Neural Population Models for EEG: From Canonical Models to Alternative Model Structures
Neural Population Models for EEG: From Canonical Models to Alternative Model Structures
Omejc, N.; Roman, S.; Todorovski, L.; Dzeroski, S.
AbstractNeural population models are widely used to interpret electroencephalography (EEG), yet their relationships remain far less systematically understood than those among single-neuron models. More fundamentally, it remains unclear whether EEG can support a uniquely plausible population-level mechanism, or whether multiple structurally distinct models can explain the data equally well. To address this question, we combine comparative analysis of canonical model families with grammar-based generation of new candidate architectures. We assembled 17 canonical neural mass and phenomenological models and embedded them in a shared structural space. From their common processes, we defined a probabilistic grammar over interpretable dynamical components and developed ENEEGMA (Exploring Neural EEG Model Architectures), a Julia-based framework for grammar-based model generation, simulation, and parameter optimization, to generate additional candidate models.
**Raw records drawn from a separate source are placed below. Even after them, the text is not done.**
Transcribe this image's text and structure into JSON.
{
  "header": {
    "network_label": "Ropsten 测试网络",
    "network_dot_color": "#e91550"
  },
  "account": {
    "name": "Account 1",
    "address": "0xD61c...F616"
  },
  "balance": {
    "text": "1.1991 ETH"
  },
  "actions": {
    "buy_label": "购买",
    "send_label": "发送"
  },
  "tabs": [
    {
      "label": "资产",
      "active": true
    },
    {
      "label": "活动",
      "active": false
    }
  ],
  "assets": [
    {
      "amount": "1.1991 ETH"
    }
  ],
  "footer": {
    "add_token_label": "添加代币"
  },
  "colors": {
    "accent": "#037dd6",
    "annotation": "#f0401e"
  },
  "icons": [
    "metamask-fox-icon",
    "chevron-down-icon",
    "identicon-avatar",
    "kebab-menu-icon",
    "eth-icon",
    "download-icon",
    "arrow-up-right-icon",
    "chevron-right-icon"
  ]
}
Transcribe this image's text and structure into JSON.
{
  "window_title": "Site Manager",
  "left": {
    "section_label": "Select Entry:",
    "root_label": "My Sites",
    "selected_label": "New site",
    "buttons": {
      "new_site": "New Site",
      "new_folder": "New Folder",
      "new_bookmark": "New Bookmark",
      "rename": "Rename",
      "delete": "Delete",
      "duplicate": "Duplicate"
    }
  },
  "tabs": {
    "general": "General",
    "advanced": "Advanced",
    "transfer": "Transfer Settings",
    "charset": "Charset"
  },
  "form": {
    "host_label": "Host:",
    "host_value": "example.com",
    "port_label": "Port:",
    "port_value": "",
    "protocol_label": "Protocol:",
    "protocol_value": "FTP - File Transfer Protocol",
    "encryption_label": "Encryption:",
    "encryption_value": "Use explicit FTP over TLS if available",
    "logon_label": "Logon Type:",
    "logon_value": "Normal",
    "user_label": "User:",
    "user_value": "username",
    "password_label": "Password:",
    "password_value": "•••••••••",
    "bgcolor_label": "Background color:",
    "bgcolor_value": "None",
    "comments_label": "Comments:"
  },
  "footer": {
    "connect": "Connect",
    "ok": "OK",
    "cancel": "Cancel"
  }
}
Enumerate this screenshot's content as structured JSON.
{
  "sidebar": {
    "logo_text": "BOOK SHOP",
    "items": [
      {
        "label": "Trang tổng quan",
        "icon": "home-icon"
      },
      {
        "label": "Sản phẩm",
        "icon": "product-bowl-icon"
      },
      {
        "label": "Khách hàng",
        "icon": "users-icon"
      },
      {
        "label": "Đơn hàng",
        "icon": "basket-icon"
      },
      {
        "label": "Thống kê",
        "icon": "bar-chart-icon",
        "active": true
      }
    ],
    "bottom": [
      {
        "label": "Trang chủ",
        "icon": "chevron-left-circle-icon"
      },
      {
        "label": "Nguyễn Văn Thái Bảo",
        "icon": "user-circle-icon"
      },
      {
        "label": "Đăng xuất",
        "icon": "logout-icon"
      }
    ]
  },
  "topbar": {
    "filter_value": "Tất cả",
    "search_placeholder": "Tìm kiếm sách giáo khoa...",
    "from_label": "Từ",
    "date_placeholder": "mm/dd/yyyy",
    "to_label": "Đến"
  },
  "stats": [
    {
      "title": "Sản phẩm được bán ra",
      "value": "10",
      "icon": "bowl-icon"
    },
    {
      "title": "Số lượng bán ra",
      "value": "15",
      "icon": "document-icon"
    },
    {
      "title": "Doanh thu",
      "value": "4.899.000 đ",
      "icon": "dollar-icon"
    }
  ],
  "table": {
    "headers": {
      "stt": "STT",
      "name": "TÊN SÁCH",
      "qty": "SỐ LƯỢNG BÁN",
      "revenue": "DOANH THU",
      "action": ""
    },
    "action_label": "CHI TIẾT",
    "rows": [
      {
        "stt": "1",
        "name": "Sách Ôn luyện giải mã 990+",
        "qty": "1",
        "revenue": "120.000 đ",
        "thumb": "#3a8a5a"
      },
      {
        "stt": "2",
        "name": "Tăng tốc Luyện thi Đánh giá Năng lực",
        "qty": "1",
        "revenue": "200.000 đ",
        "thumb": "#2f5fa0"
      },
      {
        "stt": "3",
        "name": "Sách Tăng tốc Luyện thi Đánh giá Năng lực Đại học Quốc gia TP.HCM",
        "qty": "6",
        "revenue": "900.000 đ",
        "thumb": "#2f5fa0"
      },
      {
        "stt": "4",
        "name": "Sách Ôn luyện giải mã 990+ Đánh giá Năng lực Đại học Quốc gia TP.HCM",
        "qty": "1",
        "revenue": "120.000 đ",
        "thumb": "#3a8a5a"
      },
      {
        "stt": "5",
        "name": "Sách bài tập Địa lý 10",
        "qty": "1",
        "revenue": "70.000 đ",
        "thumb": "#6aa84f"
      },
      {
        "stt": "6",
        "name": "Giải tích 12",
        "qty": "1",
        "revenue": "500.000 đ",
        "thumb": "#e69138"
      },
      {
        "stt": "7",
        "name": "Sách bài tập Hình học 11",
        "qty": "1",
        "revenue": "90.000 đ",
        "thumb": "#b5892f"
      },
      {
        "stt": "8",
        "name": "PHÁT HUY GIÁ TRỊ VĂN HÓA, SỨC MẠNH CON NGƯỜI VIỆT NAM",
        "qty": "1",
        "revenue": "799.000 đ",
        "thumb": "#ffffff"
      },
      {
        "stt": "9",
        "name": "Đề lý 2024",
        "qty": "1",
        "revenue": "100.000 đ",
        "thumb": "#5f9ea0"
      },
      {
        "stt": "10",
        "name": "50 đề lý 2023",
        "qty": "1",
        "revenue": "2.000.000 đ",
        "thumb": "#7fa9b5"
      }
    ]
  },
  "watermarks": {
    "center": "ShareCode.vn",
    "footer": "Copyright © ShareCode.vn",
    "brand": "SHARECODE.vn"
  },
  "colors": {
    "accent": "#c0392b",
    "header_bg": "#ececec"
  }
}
We then assessed both canonical and generated models by fitting them to EEG independent-component spectra from four datasets for each condition: resting state and steady-state visual evoked potentials. Canonical models formed six structural clusters. Across conditions, compact low-dimensional polynomial oscillators performed best overall, with Montbrio-Pazo-Roxin, FitzHugh-Nagumo, and Stuart-Landau models offering the best balance of fit quality, stability, and simplicity. Grammar-based exploration further showed that the space of viable EEG node models extends beyond canonical formulations: even a restricted search over 1,000 generated models produced compact alternatives competitive with nearly all canonical families and achieving the strongest cluster-level SSVEP fits. Together, these findings suggest that EEG spectra constrain plausible neural population mechanisms without uniquely determining them. Beyond this, grammar-based model exploration provides a principled, data-driven framework for EEG-constrained model discovery.